Of all the S&P/ASX 200 Index (ASX: XJO) blue-chip shares, the ASX banks have had probably the worst year of the lot so far in 2020.
3 of the 'big 4' ASX banks have seen their share prices crater in 2020 – going from historically normal prices to levels we haven't seen since at least the GFC, if not the 1990s.
Even Commonwealth Bank of Australia (ASX: CBA) has seen its market capitalisation cut by over a third since February. Back then (an eternity ago), Commonwealth Bank was competing neck-and-neck with CSL Limited (ASX: CSL) for the title of the ASX's biggest company.
Now, the contest is effectively over. CSL's current market cap is now close to $139 billion, while Commonwealth Bank is sitting at just under $107 billion.
But when you put things in perspective, Commonwealth is actually doing ok.
Westpac Banking Corp (ASX: WBC) has seen its size cut in half over the past year. It's a similar story with National Australia Bank Ltd (ASX: NAB) and Australia and New Zealand Banking Group Ltd (ASX: ANZ).
No more dividends from ASX bank shares?
Of course, a large driver of these share price crashes has been the realisation by the market that the big 4 banks are unlikely to fulfil the role that most investors expect from them in a portfolio in 2020 – providing a large source of dividend income and franking credits.
NAB has already come out with a 64% cut to its interim dividend for 2020. NAB investors are looking at receiving a 30 cents per share dividend in July. Last year, the same dividend came in at 83 cents (and the year before that – 99 cents).

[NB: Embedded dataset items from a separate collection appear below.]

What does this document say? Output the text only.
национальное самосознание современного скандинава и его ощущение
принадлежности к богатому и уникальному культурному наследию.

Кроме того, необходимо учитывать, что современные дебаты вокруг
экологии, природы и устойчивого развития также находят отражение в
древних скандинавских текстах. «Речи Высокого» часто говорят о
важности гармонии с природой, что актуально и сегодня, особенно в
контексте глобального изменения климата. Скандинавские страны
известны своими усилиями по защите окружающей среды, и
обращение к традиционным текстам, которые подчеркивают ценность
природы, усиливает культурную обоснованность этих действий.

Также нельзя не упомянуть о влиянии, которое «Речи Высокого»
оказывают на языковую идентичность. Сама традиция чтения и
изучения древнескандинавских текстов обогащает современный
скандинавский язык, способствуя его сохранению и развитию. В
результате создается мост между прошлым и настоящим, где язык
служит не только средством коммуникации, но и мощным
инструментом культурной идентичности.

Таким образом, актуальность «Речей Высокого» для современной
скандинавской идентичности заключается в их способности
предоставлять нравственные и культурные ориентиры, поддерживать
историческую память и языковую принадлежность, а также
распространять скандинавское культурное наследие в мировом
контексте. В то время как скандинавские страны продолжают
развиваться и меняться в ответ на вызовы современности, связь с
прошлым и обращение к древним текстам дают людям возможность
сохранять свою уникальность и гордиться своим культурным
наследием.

ANZ shocked its investors this week when it declared its interim dividend 'deferred'.
And whilst we haven't yet heard from Westpac, I don't think anyone is expecting a different story there!
On current prices, NAB's new dividend (if annualised) would equate to a yield of 3.69% for new investors – which is one of the lowest starting yields NAB has offered in living memory. But for anyone who has bought NAB shares in a year that wasn't 2020, it's a far sadder story still.
So is this the 'new normal' for ASX banking shares? Dividend lords of the ASX no longer?
Well, unfortunately, I think the factors that are driving the banks' dividends lower will be here to stay for a while. In my opinion, we're a long way until credit growth starts growing again in the Australian economy, let alone interest rates coming off their zero baseline.
The banks might return to their former dividend glory one day, but I don't think that day is soon.